Thursday, December 22, 2022

True facts by themselves are usually insufficient to make a well-supported argument

Not infrequently, very bad arguments are constituted of entirely true facts.  True facts which are stripped of context and meaning.  

Freedom in general and Free Speech in particular has startlingly fewer defenders than I would have thought.  I enjoyed this piece, The Media Very Rarely Lies by Scott Alexander.  His subheading is "With a title like that, obviously I will be making a nitpicky technical point."

Which is:

The point is: the media rarely lies explicitly and directly. Reporters rarely say specific things they know to be false. When the media misinforms people, it does so by misinterpreting things, excluding context, or signal-boosting some events while ignoring others, not by participating in some bright-line category called “misinformation”.

It drives me crazy when NPR or NYT or some other mainstream media insistently try and parse Misinformation, Disinformation and Hate Speech as forms of Free Speech which are legitimate to suppress.  NO!  The "you idiots" is sotto voce.

Alexander provides multiple examples from the fringe and from the mainstream where individuals are making technically accurate arguments which are logically fallacious, evidentially unsupported, or lack sufficient context for the implied decision-making.

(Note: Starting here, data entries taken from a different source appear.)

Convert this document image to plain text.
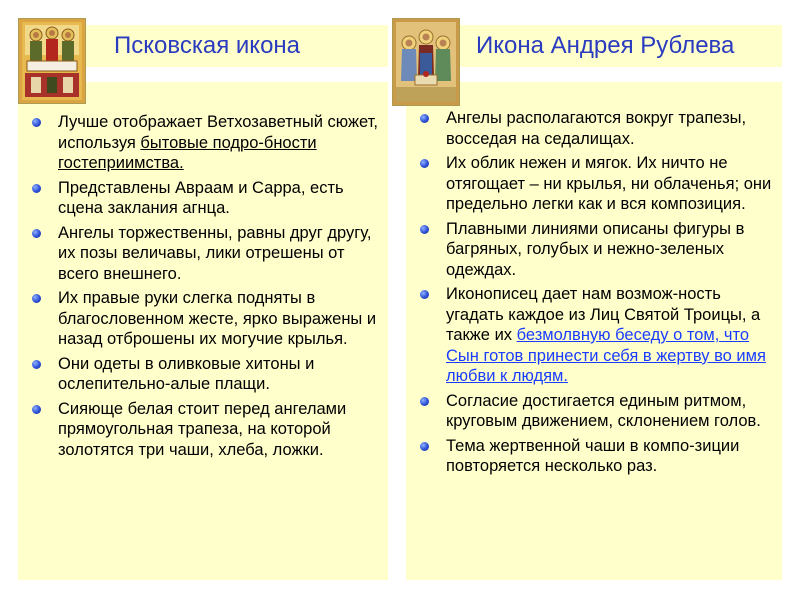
Псковская икона	Икона Андрея Рублева
Лучше отображает Ветхозаветный сюжет, используя бытовые подро-бности гостеприимства.
Представлены Авраам и Сарра, есть сцена заклания агнца.
Ангелы торжественны, равны друг другу, их позы величавы, лики отрешены от всего внешнего.
Их правые руки слегка подняты в благословенном жесте, ярко выражены и назад отброшены их могучие крылья.
Они одеты в оливковые хитоны и ослепительно-алые плащи.
Сияюще белая стоит перед ангелами прямоугольная трапеза, на которой золотятся три чаши, хлеба, ложки.
Ангелы располагаются вокруг трапезы, восседая на седалищах.
Их облик нежен и мягок. Их ничто не отягощает – ни крылья, ни облаченья; они предельно легки как и вся композиция.
Плавными линиями описаны фигуры в багряных, голубых и нежно-зеленых одеждах.
Иконописец дает нам возмож-ность угадать каждое из Лиц Святой Троицы, а также их безмолвную беседу о том, что Сын готов принести себя в жертву во имя любви к людям.
Согласие достигается единым ритмом, круговым движением, склонением голов.
Тема жертвенной чаши в компо-зиции повторяется несколько раз.
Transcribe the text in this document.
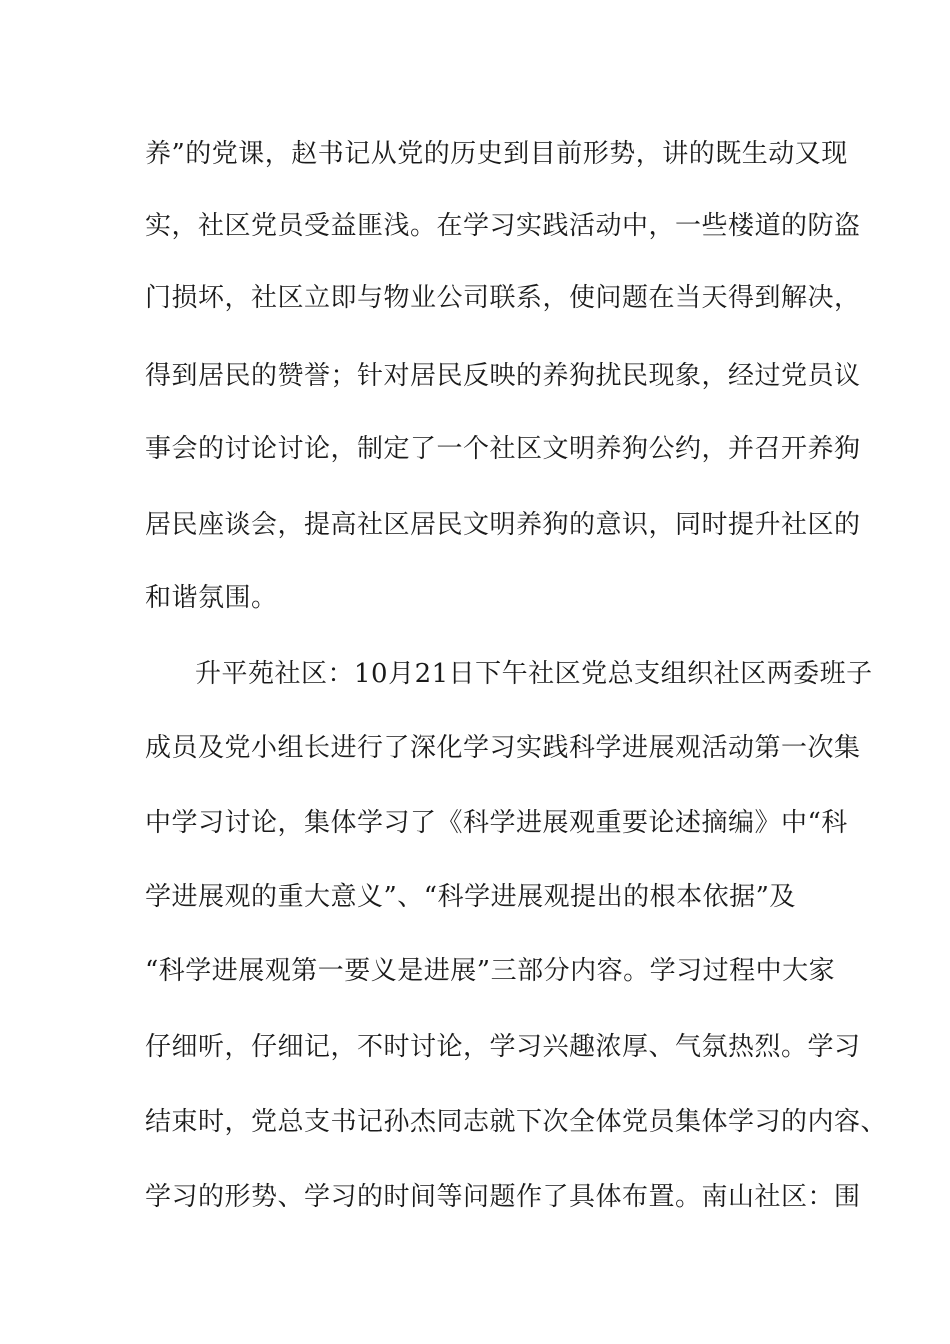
养”的党课，赵书记从党的历史到目前形势，讲的既生动又现
实，社区党员受益匪浅。在学习实践活动中，一些楼道的防盗
门损坏，社区立即与物业公司联系，使问题在当天得到解决，
得到居民的赞誉；针对居民反映的养狗扰民现象，经过党员议
事会的讨论讨论，制定了一个社区文明养狗公约，并召开养狗
居民座谈会，提高社区居民文明养狗的意识，同时提升社区的
和谐氛围。
升平苑社区：10月21日下午社区党总支组织社区两委班子
成员及党小组长进行了深化学习实践科学进展观活动第一次集
中学习讨论，集体学习了《科学进展观重要论述摘编》中“科
学进展观的重大意义”、“科学进展观提出的根本依据”及
“科学进展观第一要义是进展”三部分内容。学习过程中大家
仔细听，仔细记，不时讨论，学习兴趣浓厚、气氛热烈。学习
结束时，党总支书记孙杰同志就下次全体党员集体学习的内容、
学习的形势、学习的时间等问题作了具体布置。南山社区：围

Okay, that’s my nitpicky point. Who cares? Obviously all of this kind of stuff is more than deceptive enough to in fact leave a bunch of people misinformed. So why do I care if it misinforms them by lying, or by misinterpreting things and taking them out of context?

I care because there’s a lazy argument for censorship which goes: don’t worry, we’re not going to censor honest disagreement. We just want to do you a favor by getting rid of misinformation, liars saying completely false things. Once everybody has been given the true facts - which we can do in a totally objective, unbiased way - then we can freely debate how to interpret those facts.

But people - including the very worst perpetrators of misinformation - very rarely say false facts. Instead, they say true things without enough context. But nobody will ever agree what context is necessary and which context is redundant.

[snip]

Nobody will ever be able to provide 100% of relevant context for any story. It’s an editorial decision which caveats to include and how many possible objections to address. But that means there isn’t a bright-line distinction between “misinformation” (stories that don’t include enough context) and “good information” (stories that do include enough context). Censorship - even the “safe” kind of censorship that just blocks “fake news” - will always involve a judgment call by a person in power enforcing their values.

I am both outraged and alarmed that so many of our mainstream media and our public intellectuals are either explicitly or tacitly calling for more censorship.